Maybe he wasn't lying through his teeth.

Over the past few years, WWE has experienced a gradual decline in its pay-per-view (PPV) business, a troubling trend considering the fact that PPV is the lifeblood of the organization and its success, despite a few lucrative television deals.

Well, Dave Meltzer brings word in the latest Wrestling Observer Newsletter (subscription required) that the slide appears to be over, or at least reached the bottom and is finally looking up.

Hey, maybe Vince McMahon was on to something when he said business had picked up and would only get better.

For starters, the WrestleMania 28 buyrate has been adjusted once again to reflect 1,216,000 buys, which is up over 100,000 from just one month ago. It's still just short of the record set by WrestleMania 22 in 2007 but it's still possible that it will ultimately break said record before all is said and done.

Meanwhile, the No Way Out PPV did better than expected numbers.
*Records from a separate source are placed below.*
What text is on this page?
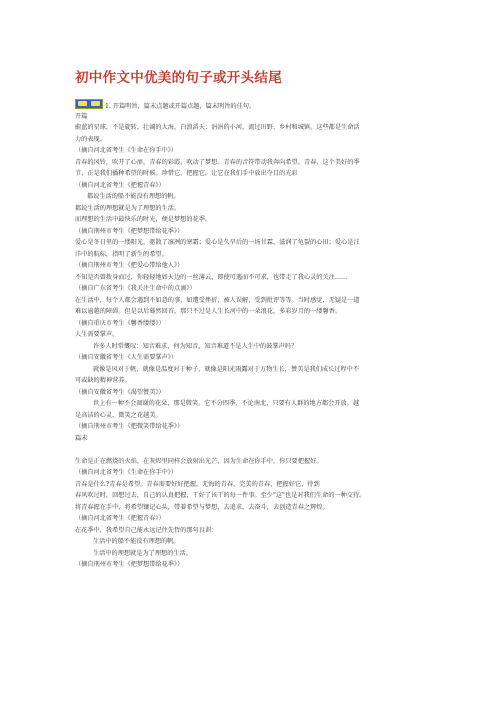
初中作文中优美的句子或开头结尾
1. 开篇明旨，篇末点题或开篇点题，篇末明旨的佳句。
开篇
蔚蓝的星球，不是旋转，壮阔的大海，白浪滔天；涓涓的小河，流过田野、乡村和城镇。这些都是生命活
力的表现。
（摘自河北省考生《生命在你手中》）
青春的风铃，吹开了心扉，青春的彩霞，吹动了梦想。青春的音符带动我奔向希望。青春，这个美好的季
节，正是我们播种希望的时候。珍惜它，把握它，让它在我们手中放出夺目的光彩
（摘自河北省考生《把握青春》）
都说生活的船不能没有理想的帆。
都说生活的理想就是为了理想的生活。
而理想的生活中最快乐的时光，便是梦想的花季。
（摘自荆州市考生《把梦想带给花季》）
爱心是冬日里的一缕阳光，驱散了凛冽的寒霜；爱心是久旱后的一场甘霖，滋润了龟裂的心田；爱心是汪
洋中的航标，指明了新生的希望。
（摘自荆州市考生《把爱心带给他人》）
不知是否曾拨身而过，你轻轻地如天边的一丝薄云，即使可遇而不可求，也带走了我心灵的关注……
（摘自广东省考生《我关注生命中的点滴》）
在生活中，每个人都会遇到不如意的事，如遭受挫折，被人误解，受到批评等等。当时感觉，无疑是一道
难以逾越的障碍。但是以后蓦然回首，那只不过是人生长河中的一朵浪花，多彩岁月的一缕馨香。
（摘自重庆市考生《馨香缕缕》）
人生需要掌声。
许多人时常慨叹：知音难求，何为知音，知音难道不是人生中的鼓掌声吗？
（摘自安徽省考生《人生需要掌声》）
就像是风对于帆，就像是温度对于种子，就像是阳光雨露对于万物生长，赞美是我们成长过程中不
可或缺的精神营养。
（摘自安徽省考生《渴望赞美》）
世上有一种不会凋谢的花朵，那是微笑。它不分四季，不论南北，只要有人群的地方都会开放。越
是高洁的心灵，微笑之花越美。
（摘自荆州市考生《把微笑带给花季》）
篇末
生命是正在燃烧的火焰，在灰烬里同样会放射出光芒，因为生命在你手中，你只要把握好。
（摘自河北省考生《生命在你手中》）
青春是什么?青春是希望。青春需要好好把握，无悔的青春，完美的青春，把握好它，待到
春风吹过时，回想过去，自己的认真把握，干好了该干的每一件事。至少"这"也是对我们生命的一种交待。
将青春握在手中，将希望镶记心头，带着希望与梦想，去追求，去奋斗，去创造青春之辉煌。
（摘自河北省考生《把握青春》）
在花季中，我希望自己能永远记住先哲的那句良训：
生活中的船不能没有理想的帆。
生活中的理想就是为了理想的生活。
（摘自荆州市考生《把梦想带给花季》）
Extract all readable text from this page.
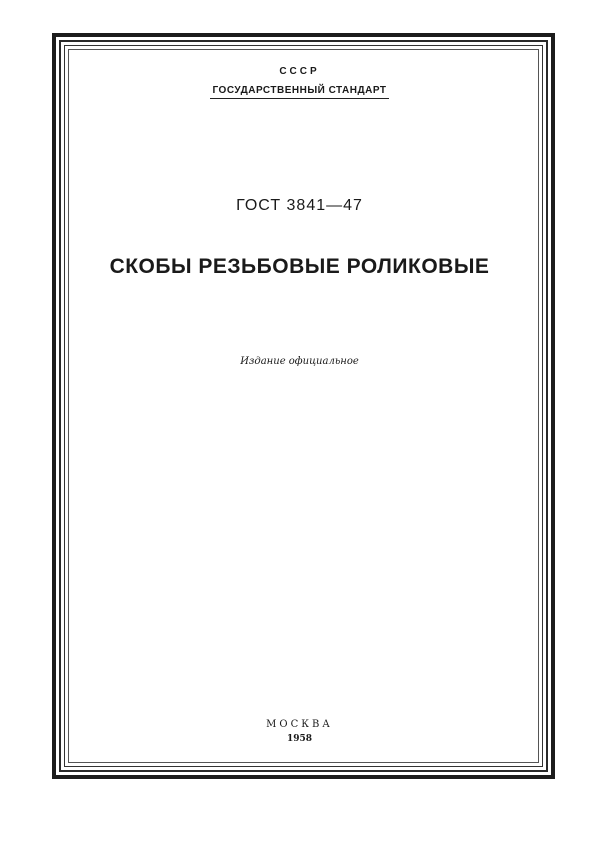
СССР
ГОСУДАРСТВЕННЫЙ СТАНДАРТ
ГОСТ 3841—47
СКОБЫ РЕЗЬБОВЫЕ РОЛИКОВЫЕ
Издание официальное
МОСКВА
1958
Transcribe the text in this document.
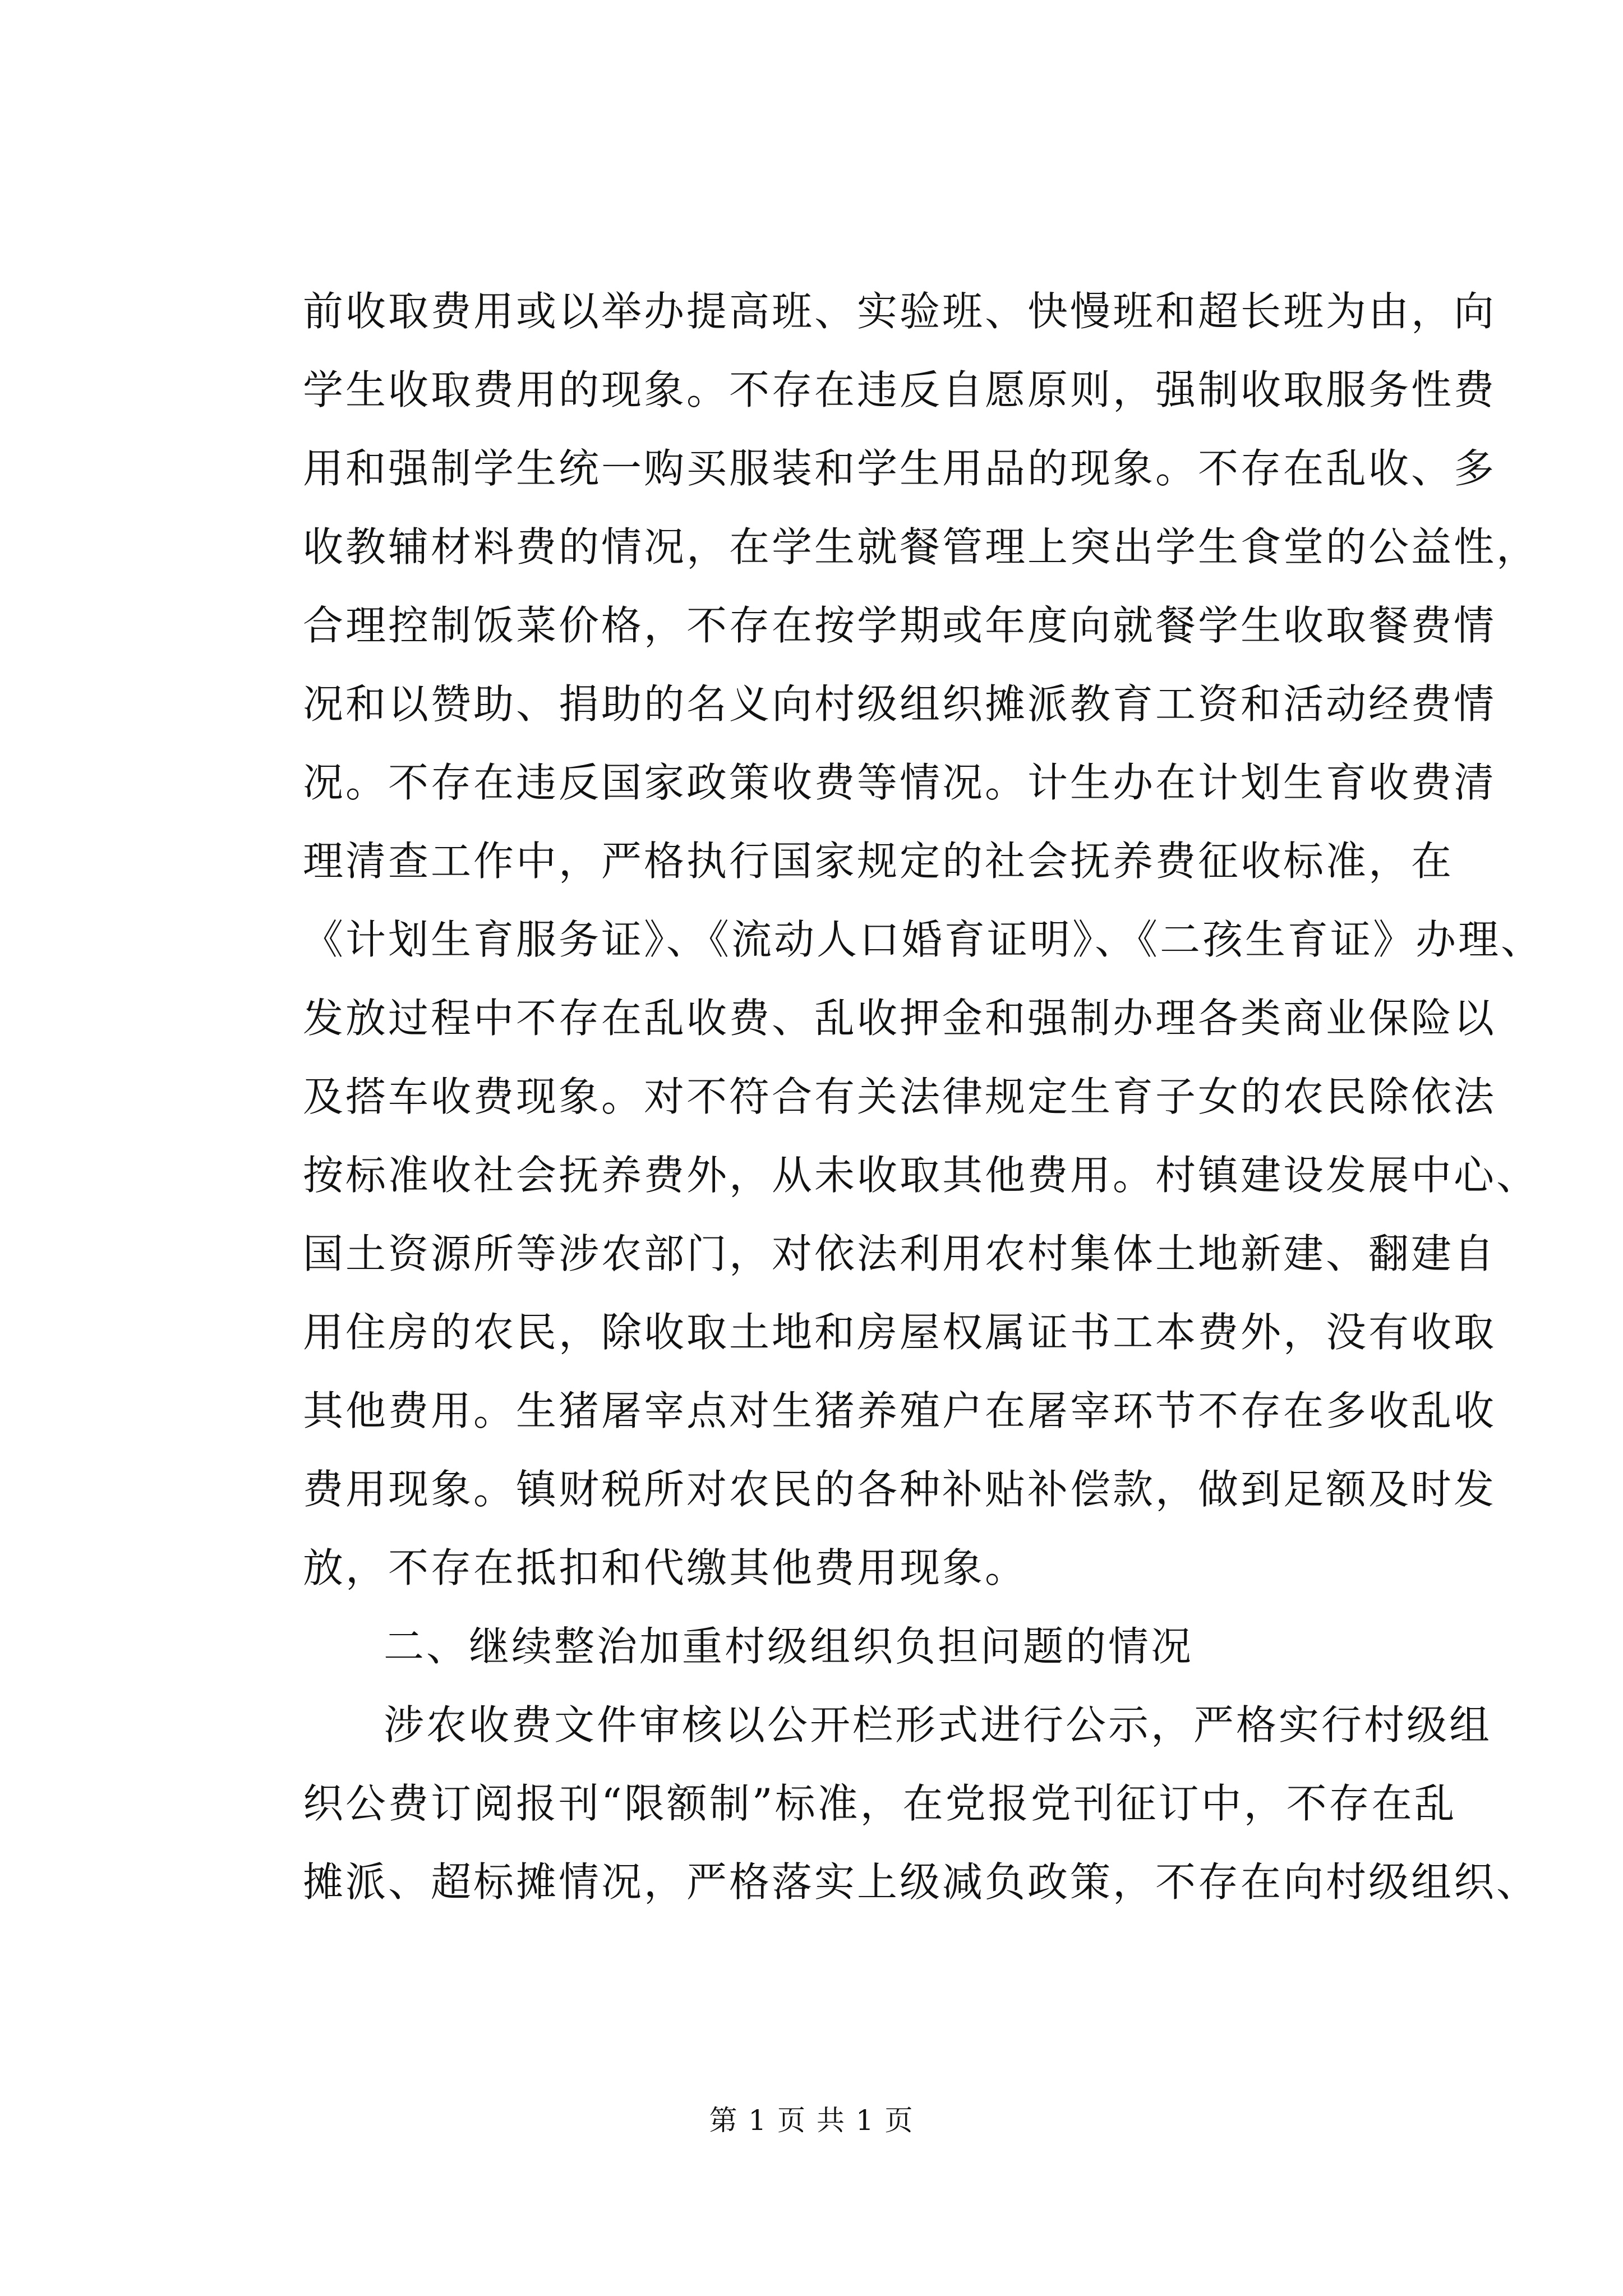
前收取费用或以举办提高班、实验班、快慢班和超长班为由，向
学生收取费用的现象。不存在违反自愿原则，强制收取服务性费
用和强制学生统一购买服装和学生用品的现象。不存在乱收、多
收教辅材料费的情况，在学生就餐管理上突出学生食堂的公益性，
合理控制饭菜价格，不存在按学期或年度向就餐学生收取餐费情
况和以赞助、捐助的名义向村级组织摊派教育工资和活动经费情
况。不存在违反国家政策收费等情况。计生办在计划生育收费清
理清查工作中，严格执行国家规定的社会抚养费征收标准，在
《计划生育服务证》、《流动人口婚育证明》、《二孩生育证》办理、
发放过程中不存在乱收费、乱收押金和强制办理各类商业保险以
及搭车收费现象。对不符合有关法律规定生育子女的农民除依法
按标准收社会抚养费外，从未收取其他费用。村镇建设发展中心、
国土资源所等涉农部门，对依法利用农村集体土地新建、翻建自
用住房的农民，除收取土地和房屋权属证书工本费外，没有收取
其他费用。生猪屠宰点对生猪养殖户在屠宰环节不存在多收乱收
费用现象。镇财税所对农民的各种补贴补偿款，做到足额及时发
放，不存在抵扣和代缴其他费用现象。
二、继续整治加重村级组织负担问题的情况
涉农收费文件审核以公开栏形式进行公示，严格实行村级组
织公费订阅报刊“限额制”标准，在党报党刊征订中，不存在乱
摊派、超标摊情况，严格落实上级减负政策，不存在向村级组织、
第 1 页 共 1 页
The WWE is clearly out of its period of consistently declining and bottoming out PPV numbers as the 6/17 No Way Out show in East Rutherford, NJ, did 202,000 buys, which breaks down to 111,000 domestic and 91,000 foreign.

The domestic number is up 30.6% from the 85,000 last year's June show, called Capital Punishment. The foreign number is identical with the foreign number of last year, making an overall increase of 14.8%.

No Way Out, on top of having an utterly amazing poster, featured John Cena defeating Big Show with the stipulation that if Cena won, John Laurinaitis would be fired from his position as General Manager of both Raw and Smackdown whereas if Show won, Cena would be fired. As you should know, Cena triumphed and Laurinaitis has been gone ever since.

Other prominent matches on the card saw CM Punk successfully defend his WWE championship in a triple threat match against Kane and Daniel Bryan and Sheamus defeat Dolph Ziggler to retain the world heavyweight championship.

Money in the Bank likely performed well considering it's a popular gimmick show and had a strong card and with Summerslam right around the corner, WWE is primed to post a very good series of buyrates on PPV. Is it the start of a big turnaround for the company and a new boom period? Probably not, but it's good news nonetheless.